Extension of Time for Collection is an act which extends the 10 year statute of limitations on collections. Acts which extend the collections period includes signing a waiver of the statute [IRS Form 900], leaving the U.S. for more than six months, filing bankruptcy, filing an Offer in Compromise with the Service, or if the IRS initiates a lawsuit prior to the expiration of the limitation period and later secures judgment.

Form 433 Collection Information Statement is a financial statement [IRS Form 433 series] that requires full financial disclosure, including all bank accounts and other assets, as well as income and expense information.

Installment Agreement is an agreement by the taxpayer to pay a set amount each month to the IRS until the full liability (and interest) is paid. The amount is derived by figuring the difference between the taxpayer's necessary monthly living expenses and his net monthly income.

Levy is the enforcement of a lien on your property. Actual seizure of the levied asset occurs, e.g., withdrawal of funds in a bank account.

Liens arise upon a taxpayer's failing to pay the money due within 60 days of the receipt of a Notice and Demand letter. The lien attaches to all of the taxpayer's property and rights to property, whether owned before assessment or acquired after the date of the lien. This lien does not result in the direct collection of any money by the Service unless the Service first enforces the lien by either using an administrative levy, an administrative seizure and judicial remedies.

Notice and Demand is the second step the IRS takes to create a statutory lien. Notice and demand occurs when the taxpayer is sent a notice requesting payment. If the taxpayer does not pay in full within the time specified in the notice, the final requirement for creating a lien is met.

Offer in Compromise is an offer to settle your debt to the IRS for an amount which is less than the total amount owed, but which you are able to pay within a short period. It can be based only on (i) doubt as to liability; or (ii) doubt as to collectability.

Problems Resolution Office is a division of the IRS established to deal with taxpayer problems that are not being adequately addressed under standard IRS procedures.

Revenue Officers handle collection of taxpayer accounts which have been transferred to the taxpayer's local IRS office.

Statute of Limitations provides a limit on the amount of time during which the IRS can try to collect the money you owe. In most cases, that period is 10 years from the date of assessment of the tax.

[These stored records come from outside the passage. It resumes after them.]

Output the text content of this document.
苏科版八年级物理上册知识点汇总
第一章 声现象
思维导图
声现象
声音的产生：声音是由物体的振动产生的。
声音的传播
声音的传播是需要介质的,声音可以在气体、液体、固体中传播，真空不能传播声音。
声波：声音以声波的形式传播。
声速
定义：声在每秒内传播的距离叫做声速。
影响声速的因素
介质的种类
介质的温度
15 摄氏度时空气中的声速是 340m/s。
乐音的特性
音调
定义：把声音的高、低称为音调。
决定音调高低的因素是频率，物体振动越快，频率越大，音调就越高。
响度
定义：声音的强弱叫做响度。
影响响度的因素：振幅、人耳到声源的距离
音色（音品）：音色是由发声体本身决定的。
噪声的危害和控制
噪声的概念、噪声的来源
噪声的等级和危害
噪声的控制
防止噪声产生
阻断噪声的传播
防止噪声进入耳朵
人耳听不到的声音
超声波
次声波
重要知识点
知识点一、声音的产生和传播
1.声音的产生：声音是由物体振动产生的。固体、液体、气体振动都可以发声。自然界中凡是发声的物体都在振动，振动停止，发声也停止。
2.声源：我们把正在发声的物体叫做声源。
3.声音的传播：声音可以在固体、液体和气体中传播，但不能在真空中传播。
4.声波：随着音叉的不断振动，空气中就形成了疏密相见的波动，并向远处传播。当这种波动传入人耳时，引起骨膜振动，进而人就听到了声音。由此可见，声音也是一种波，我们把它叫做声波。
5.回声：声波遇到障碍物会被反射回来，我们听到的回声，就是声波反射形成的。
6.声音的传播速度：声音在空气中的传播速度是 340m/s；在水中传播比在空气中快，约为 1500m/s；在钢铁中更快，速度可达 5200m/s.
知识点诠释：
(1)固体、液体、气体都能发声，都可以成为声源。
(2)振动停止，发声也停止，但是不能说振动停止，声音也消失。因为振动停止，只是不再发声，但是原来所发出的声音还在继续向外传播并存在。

Transcript of Account is an IRS computer printout of all activity in a taxpayer's account for any given tax period. Account activity includes filing of a return, assessments of tax, penalty or interest, crediting of payments made by the taxpayer, etc. It is helpful in determining what actions have been taken by the IRS and the nature of any liability.

Transferee is an individual or entity to whom the taxpayer has given some or all of his assets without receiving value in return. If the IRS can establish that the taxpayer has indeed made such a transfer, it can take actions to collect the taxpayer's liability from the transferee.

Unauthorized Collection Action is a lawsuit if a collection officer "recklessly or intentionally" violates the Internal Revenue Code. Damages are limited to "actual, direct economic damages" resulting from the misconduct, attorney's fees and costs. Administrative remedies with the IRS must be fully pursued prior to bringing an action. The action must be brought within two years of the date the cause of action accrues.

Wrongful Levy occurs when the IRS has improperly levied on property (generally not the taxpayer's). The IRS may be stopped from enforcing such a levy or selling the property if the enforcement or sale would cause irreparable injury to the owner's rights and property.